At times, I’m envious of the Mosse. It would be nice to have a permanent group of friends, and for the boys to have permanent playmates. Imagine: we would never have to go out of our way to arrange a play date (something I’m bad about doing in advance) or a parents’ night out with another couple. We would always know what we were doing on the weekend.

On the other hand, the Mosse seems like a commitment I probably couldn’t handle. That’s a lot of Cheever-esque suburban togetherness. Let’s be honest: I wasn’t good with exclusive social groups in high school, and I’m probably not any better with them now. I have my groups, as noted above, but I don’t want to hang out with any of them on a permanent basis.

Do you have a Mosse? If so, what are the advantages and disadvantages? If not, would you join one if you could, or do you consciously keep away?

Our neighbors who live two houses down invited us to a Kentucky Derby/Cinco de Mayo party yesterday— mint juleps and nachos. It was an afternoon-sliding-into-evening, kids-plus-adults affair. There must have been 20 small boys between the ages of 2 and 10 there, and our guys had a blast. The adults mostly hung out on the back patio while the throng of boys ran from the front yard through the house and out the side door, brandishing croquet mallets. As long as no one was crying, we were happy to leave them to their own devices, and consequently throughout the afternoon we went ten and twenty minutes at a time without seeing them.

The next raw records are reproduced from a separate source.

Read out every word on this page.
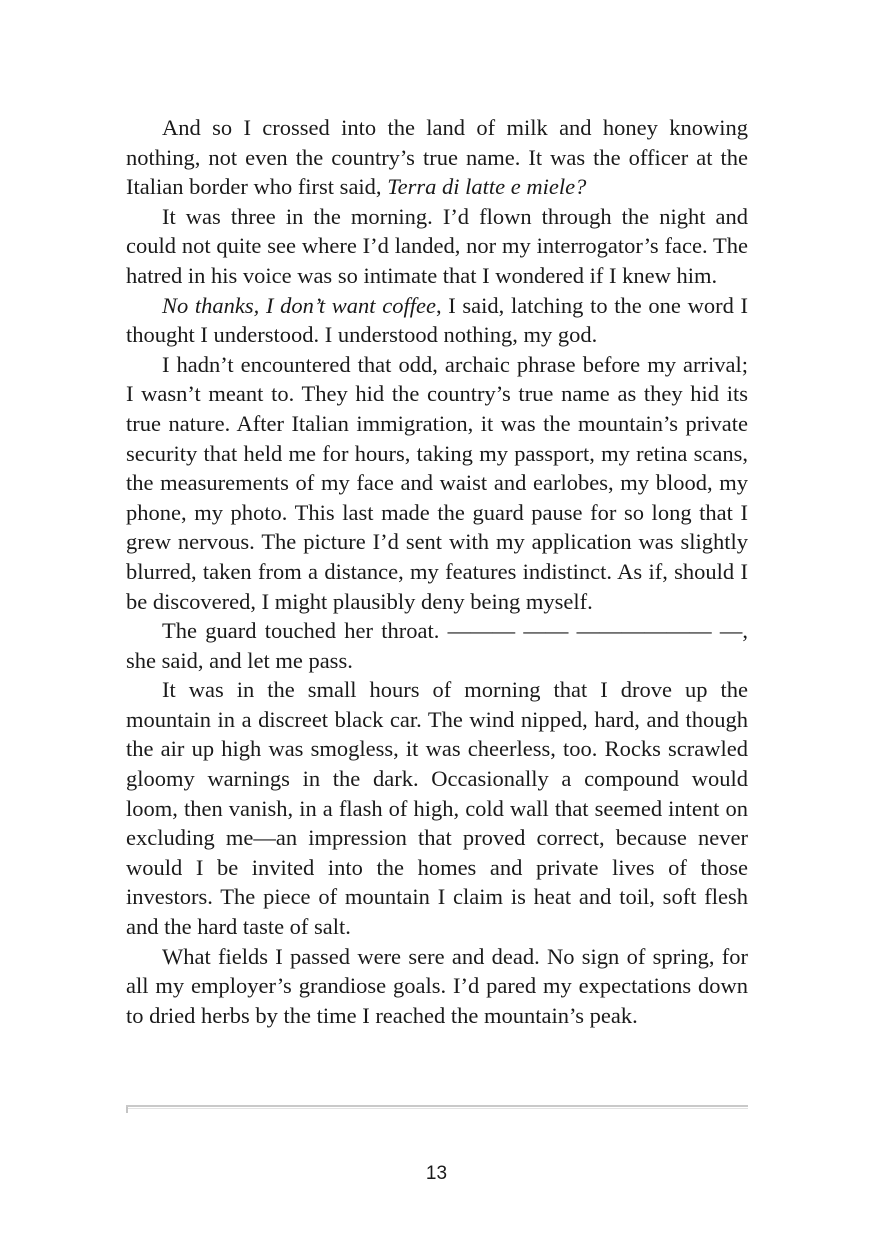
And so I crossed into the land of milk and honey knowing nothing, not even the country’s true name. It was the officer at the Italian border who first said, Terra di latte e miele?

It was three in the morning. I’d flown through the night and could not quite see where I’d landed, nor my interrogator’s face. The hatred in his voice was so intimate that I wondered if I knew him.

No thanks, I don’t want coffee, I said, latching to the one word I thought I understood. I understood nothing, my god.

I hadn’t encountered that odd, archaic phrase before my arrival; I wasn’t meant to. They hid the country’s true name as they hid its true nature. After Italian immigration, it was the mountain’s private security that held me for hours, taking my passport, my retina scans, the measurements of my face and waist and earlobes, my blood, my phone, my photo. This last made the guard pause for so long that I grew nervous. The picture I’d sent with my application was slightly blurred, taken from a distance, my features indistinct. As if, should I be discovered, I might plausibly deny being myself.

The guard touched her throat. ——— —— —————— —, she said, and let me pass.

It was in the small hours of morning that I drove up the mountain in a discreet black car. The wind nipped, hard, and though the air up high was smogless, it was cheerless, too. Rocks scrawled gloomy warnings in the dark. Occasionally a compound would loom, then vanish, in a flash of high, cold wall that seemed intent on excluding me—an impression that proved correct, because never would I be invited into the homes and private lives of those investors. The piece of mountain I claim is heat and toil, soft flesh and the hard taste of salt.

What fields I passed were sere and dead. No sign of spring, for all my employer’s grandiose goals. I’d pared my expectations down to dried herbs by the time I reached the mountain’s peak.

13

At one point Husband walked into the alley to have a cigarette, and he spotted Aitch coming out the back door of our house. “What are you doing in there?” he asked, thinking perhaps I had walked Aitch over for some reason.

“We’re having a party at my house!” Aitch said with pride. Husband and he went into the house just in time to see ten or so little Lords of the Flies exiting through the front door.

Apparently, Aitch had lured them over en masse and they spent a happy unsupervised half-hour playing cars and eating tortilla chips they had brought from the real party. There was a trail of chip crumbs across the floor. Also (I am not making this up), one of the five-year-olds had thrown up in the bathroom.

Husband summed up the situation in a word: “Harbinger,” he said.